交感神経が優位になったままだと眠りにくくなります。副交感神経を活性化するリラックス法を取り入れましょう。おすすめのリラックス法には、以下のようなものがあります。
• ストレッチ:筋肉をほぐし、体の緊張を緩める。
• 漸進的筋弛緩法:体の各部分に意識的に力を入れ、ゆっくりと解放する。
• ボディスキャン:マインドフルネスの一つで、体の各部位に意識を向けながらリラックスする。
昼間にしっかり体を動かし、夜はリラックスできるようにしましょう。日中は明るい光を浴びることもリズムを整えるうえでは重要です。入浴のタイミングは、寝る2~3時間前にお風呂に入ると、体温が下がるタイミングで自然な眠気が訪れます。
睡眠に関する正しい知識を持つことも、不眠症対策の一つです。
初めの数か月はストレスなどによる急性不眠と呼ばれます。これが慢性化すると考え方の癖などが固まってくるので、なるべく急性不眠の間に回復を図りたいところです。
体温が下がったときに眠気が出ます。
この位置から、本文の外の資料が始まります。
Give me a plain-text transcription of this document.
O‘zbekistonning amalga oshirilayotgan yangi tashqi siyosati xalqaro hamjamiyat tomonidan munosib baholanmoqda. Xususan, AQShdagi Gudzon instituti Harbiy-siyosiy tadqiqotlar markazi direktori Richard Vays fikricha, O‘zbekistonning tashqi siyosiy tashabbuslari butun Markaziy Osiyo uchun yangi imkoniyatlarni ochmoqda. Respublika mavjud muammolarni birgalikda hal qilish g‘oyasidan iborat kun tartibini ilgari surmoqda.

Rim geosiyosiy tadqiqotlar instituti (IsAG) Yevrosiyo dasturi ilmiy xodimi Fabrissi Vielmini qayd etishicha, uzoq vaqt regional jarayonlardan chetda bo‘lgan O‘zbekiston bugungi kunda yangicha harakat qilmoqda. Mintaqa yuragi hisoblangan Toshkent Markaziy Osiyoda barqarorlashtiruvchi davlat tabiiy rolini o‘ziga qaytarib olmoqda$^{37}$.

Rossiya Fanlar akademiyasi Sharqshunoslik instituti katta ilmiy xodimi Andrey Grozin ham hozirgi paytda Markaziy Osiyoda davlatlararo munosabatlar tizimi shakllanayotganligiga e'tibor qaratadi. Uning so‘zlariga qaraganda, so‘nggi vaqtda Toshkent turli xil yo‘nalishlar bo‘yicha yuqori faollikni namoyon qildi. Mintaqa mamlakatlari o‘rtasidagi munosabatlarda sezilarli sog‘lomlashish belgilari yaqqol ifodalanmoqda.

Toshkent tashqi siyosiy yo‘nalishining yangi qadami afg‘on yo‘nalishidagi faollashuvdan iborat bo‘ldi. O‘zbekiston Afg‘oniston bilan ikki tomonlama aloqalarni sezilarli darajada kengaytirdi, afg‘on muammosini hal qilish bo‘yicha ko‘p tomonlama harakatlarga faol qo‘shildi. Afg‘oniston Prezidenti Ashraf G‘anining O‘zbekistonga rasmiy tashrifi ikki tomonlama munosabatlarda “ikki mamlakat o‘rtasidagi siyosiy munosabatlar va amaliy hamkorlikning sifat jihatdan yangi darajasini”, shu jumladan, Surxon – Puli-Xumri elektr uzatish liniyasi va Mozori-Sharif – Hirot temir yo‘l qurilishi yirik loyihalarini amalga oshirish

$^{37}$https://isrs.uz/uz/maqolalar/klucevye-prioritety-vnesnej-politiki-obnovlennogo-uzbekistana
風呂を出た直後は眠れませんが、2時間から3時間前にはいると寝やすくなります。
日中に光を目で見ることで、リズムが維持されます。ずっと部屋にいると寝にくくなります。
昼はしっかり動いて夜は家でリラックスするというリズムの維持が基本です。
短期的に見て良いけれど長期的によくないことは避け、短期的に見てはきついが長期的によいことをしていきましょう。例えば、昼寝をするのは短期的に見て良いですが、長期的によくないです。一方、昼寝を我慢することは短期的にはきついですが、長期的には生活リズムを維持するのに有用です。
薬は急性不眠に対して非常に役立ちます。しかし、少しでも眠れないと薬を増やすようなことを繰り返すと段々依存してしまいます。薬以外の方法も取り入れましょう。
寝室の環境を整えるのも大切ですし、眠る前にカフェインやアルコールを摂取しないことも大切です。

不眠症は、「考え」「行動」「体の状態」が複雑に絡み合うことで発生します。そのため、認知行動療法では以下の点に重点を置きます。
• 考えの改善:睡眠に対するプレッシャーを軽減する。考え事を夜に持ち込まない。
• 行動の改善:睡眠日誌をつけ、睡眠習慣を把握する。睡眠スケジュールを調整し、効率的な睡眠を目指す。
• 体の状態を整える:リラックス法を取り入れ、副交感神経を活性化する。生活リズムを整え、眠りやすい環境を作る。
不眠に悩んでいる方は、ぜひこれらの方法を試してみてください。
薬に頼るだけでなく、日々の習慣を見直すことで、より良い睡眠を手に入れましょう。